The ambition is to be able to return with the tools, a guide, that help people heal and repair.
As a train psychologist, Dr Burrowes has been working with trauma her whole career, starting out working with the prison service and those who committed the offence, then moving on to help those who have been affected.
She has trained police, lawyers, judges and speaks to universities across the country on sexual and relationship abuse.
The groups she now runs through her work with the Consent Collective, which she founded with her partner Cynthia, give people the space to feel validated and heard.
She adds: “It’s not about criminal justice.
"Justice is not within our gift.
"It’s about community and what we can do for each other.
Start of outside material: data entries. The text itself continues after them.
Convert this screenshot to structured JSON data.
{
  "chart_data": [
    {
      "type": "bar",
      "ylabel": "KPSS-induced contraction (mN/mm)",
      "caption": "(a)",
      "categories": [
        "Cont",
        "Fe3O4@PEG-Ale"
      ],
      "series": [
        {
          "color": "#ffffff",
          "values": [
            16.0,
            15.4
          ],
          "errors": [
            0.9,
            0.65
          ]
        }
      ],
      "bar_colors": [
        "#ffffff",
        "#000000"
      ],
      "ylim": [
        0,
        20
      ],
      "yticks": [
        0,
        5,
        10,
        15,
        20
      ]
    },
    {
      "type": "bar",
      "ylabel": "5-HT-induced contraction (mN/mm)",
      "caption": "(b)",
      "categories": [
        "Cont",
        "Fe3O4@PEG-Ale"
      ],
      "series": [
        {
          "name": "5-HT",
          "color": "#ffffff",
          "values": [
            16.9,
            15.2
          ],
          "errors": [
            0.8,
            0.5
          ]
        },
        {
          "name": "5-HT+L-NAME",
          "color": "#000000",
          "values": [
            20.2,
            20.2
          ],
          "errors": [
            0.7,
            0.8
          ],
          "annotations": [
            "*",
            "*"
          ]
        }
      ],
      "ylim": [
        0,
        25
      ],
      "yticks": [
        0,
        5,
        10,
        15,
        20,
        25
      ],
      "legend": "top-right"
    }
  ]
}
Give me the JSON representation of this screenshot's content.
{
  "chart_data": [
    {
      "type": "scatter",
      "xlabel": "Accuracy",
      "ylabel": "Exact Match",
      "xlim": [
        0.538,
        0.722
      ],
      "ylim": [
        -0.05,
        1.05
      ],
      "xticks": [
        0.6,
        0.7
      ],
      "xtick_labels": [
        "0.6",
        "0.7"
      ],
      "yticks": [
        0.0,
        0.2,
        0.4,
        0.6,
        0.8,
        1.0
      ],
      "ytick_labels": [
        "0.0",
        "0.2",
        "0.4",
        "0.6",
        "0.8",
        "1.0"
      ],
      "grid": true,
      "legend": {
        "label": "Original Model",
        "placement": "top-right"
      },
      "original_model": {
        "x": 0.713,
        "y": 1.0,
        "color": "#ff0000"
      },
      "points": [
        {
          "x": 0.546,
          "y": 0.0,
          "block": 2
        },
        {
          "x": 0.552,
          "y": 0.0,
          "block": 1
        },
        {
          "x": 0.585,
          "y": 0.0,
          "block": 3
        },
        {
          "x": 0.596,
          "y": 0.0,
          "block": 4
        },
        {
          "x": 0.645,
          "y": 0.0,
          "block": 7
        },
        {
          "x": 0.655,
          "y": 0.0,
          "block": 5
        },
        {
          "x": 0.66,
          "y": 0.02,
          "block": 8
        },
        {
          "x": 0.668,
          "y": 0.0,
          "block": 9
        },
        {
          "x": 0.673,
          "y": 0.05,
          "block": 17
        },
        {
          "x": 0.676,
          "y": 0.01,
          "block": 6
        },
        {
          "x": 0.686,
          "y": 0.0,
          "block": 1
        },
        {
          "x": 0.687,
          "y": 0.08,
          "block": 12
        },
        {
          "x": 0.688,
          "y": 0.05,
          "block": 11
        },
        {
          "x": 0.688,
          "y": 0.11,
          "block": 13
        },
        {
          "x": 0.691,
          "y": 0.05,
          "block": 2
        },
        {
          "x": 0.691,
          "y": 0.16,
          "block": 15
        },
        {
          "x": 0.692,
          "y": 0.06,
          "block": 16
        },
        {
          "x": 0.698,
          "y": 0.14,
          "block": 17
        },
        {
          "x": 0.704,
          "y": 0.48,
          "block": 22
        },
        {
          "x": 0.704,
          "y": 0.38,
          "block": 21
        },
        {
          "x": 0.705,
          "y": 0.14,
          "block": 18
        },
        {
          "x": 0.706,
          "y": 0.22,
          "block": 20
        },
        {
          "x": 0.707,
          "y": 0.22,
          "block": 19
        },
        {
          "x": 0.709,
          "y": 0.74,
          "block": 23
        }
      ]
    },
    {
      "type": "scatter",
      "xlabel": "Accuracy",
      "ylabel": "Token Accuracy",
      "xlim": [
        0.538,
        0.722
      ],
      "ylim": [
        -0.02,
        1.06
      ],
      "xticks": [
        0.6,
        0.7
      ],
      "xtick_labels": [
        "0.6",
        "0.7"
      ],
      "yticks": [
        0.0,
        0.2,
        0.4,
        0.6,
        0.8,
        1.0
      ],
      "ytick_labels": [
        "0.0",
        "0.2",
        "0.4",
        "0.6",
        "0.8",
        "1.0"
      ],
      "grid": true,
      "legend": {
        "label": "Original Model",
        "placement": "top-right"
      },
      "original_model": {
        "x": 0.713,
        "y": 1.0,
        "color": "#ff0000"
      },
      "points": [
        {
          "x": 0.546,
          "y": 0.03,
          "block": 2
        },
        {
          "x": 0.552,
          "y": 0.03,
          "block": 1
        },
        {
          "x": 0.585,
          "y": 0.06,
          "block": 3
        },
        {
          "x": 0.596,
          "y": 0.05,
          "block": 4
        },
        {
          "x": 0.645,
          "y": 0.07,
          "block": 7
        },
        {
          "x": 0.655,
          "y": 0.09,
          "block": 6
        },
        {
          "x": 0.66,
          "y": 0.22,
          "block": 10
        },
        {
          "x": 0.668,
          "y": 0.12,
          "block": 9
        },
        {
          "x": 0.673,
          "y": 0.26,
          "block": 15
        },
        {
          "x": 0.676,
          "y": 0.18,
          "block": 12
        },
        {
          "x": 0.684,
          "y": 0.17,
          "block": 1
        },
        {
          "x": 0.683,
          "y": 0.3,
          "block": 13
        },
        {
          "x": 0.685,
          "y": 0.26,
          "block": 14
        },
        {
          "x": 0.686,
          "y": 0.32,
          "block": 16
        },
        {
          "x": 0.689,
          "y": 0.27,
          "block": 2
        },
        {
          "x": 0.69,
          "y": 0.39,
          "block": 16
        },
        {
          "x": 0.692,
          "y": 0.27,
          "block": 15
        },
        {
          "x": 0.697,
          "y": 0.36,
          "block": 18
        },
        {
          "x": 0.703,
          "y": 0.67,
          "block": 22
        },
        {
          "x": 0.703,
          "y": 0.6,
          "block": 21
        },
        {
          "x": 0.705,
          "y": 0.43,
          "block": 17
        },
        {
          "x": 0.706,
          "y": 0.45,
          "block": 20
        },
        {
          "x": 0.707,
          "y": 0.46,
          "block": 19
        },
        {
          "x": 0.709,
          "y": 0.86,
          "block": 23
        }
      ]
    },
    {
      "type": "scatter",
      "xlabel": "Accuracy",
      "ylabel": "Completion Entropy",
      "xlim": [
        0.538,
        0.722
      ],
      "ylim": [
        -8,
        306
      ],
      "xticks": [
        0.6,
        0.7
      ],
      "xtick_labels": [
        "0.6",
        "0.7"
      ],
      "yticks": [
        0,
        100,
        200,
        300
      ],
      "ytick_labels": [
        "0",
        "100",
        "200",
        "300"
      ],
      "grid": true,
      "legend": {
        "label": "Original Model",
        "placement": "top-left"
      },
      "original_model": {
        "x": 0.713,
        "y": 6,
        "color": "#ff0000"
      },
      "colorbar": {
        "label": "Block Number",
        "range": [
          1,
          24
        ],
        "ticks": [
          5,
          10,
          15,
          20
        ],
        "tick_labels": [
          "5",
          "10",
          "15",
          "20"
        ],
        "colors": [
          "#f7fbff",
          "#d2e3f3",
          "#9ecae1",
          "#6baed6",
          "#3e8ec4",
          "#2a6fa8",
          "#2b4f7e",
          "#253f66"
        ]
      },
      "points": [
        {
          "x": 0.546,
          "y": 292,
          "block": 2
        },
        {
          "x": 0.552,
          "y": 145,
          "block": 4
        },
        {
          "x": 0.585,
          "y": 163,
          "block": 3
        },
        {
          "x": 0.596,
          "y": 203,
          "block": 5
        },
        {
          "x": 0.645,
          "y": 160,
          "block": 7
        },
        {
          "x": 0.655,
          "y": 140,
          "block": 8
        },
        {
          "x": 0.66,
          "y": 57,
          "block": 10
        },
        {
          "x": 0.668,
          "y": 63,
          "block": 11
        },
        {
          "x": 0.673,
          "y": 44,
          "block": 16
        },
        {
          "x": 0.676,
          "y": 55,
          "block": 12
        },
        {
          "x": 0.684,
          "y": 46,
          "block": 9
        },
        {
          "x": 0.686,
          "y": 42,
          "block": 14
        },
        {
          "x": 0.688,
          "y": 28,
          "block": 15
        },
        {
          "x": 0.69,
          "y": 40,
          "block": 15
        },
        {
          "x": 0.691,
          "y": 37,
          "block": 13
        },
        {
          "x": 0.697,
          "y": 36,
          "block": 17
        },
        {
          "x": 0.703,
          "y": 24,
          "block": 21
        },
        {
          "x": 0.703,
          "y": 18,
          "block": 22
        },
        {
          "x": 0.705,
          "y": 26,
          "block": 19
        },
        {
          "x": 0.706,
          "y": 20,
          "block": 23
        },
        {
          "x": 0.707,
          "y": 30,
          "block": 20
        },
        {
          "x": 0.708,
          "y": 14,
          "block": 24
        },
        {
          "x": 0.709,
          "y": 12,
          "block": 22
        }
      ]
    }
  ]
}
“Which is what a lot of people need.”
Dr Burrowes explained how some women will say how the fact that, even in cases where the perpetrator wasn’t arrested or went to court,the police believed them and that can help dramatically with the healing process.
“Justice can be so much more than putting the perpetrator in prison, there’s a wider justice.”
With women across society constantly concerned for their safety, there can be a stronger and more far reaching sense of injustice, as well as a personal one.
“We look at the shame and anger, the exhaustion, feeling foolish for expecting justice.
"It’s about being heard, being held, not being alone.”
She adds that her work with survivors is constantly inspiring, filling her with awe and energy.
"It’s the wisdom people can share...people who are able to sit with pain and having hope.”
One woman is killed by a man every three days in the UK.
According to Refuge, one in three women will experience domestic violence in their life, and in the year ending March 2019, 1.6 million women experienced domestic abuse.
Thursday marked the International Day for the Elimination of Violence against Women, and MSP’s in the Scottish Parliament held a minute silence at 1130 am that day to remember all the women who have been killed by men this year.
Social Justice Secretary Shona Robison commented: “Violence against women and girls is underpinned by inequality and the attitudes and structural barriers that perpetuate it.”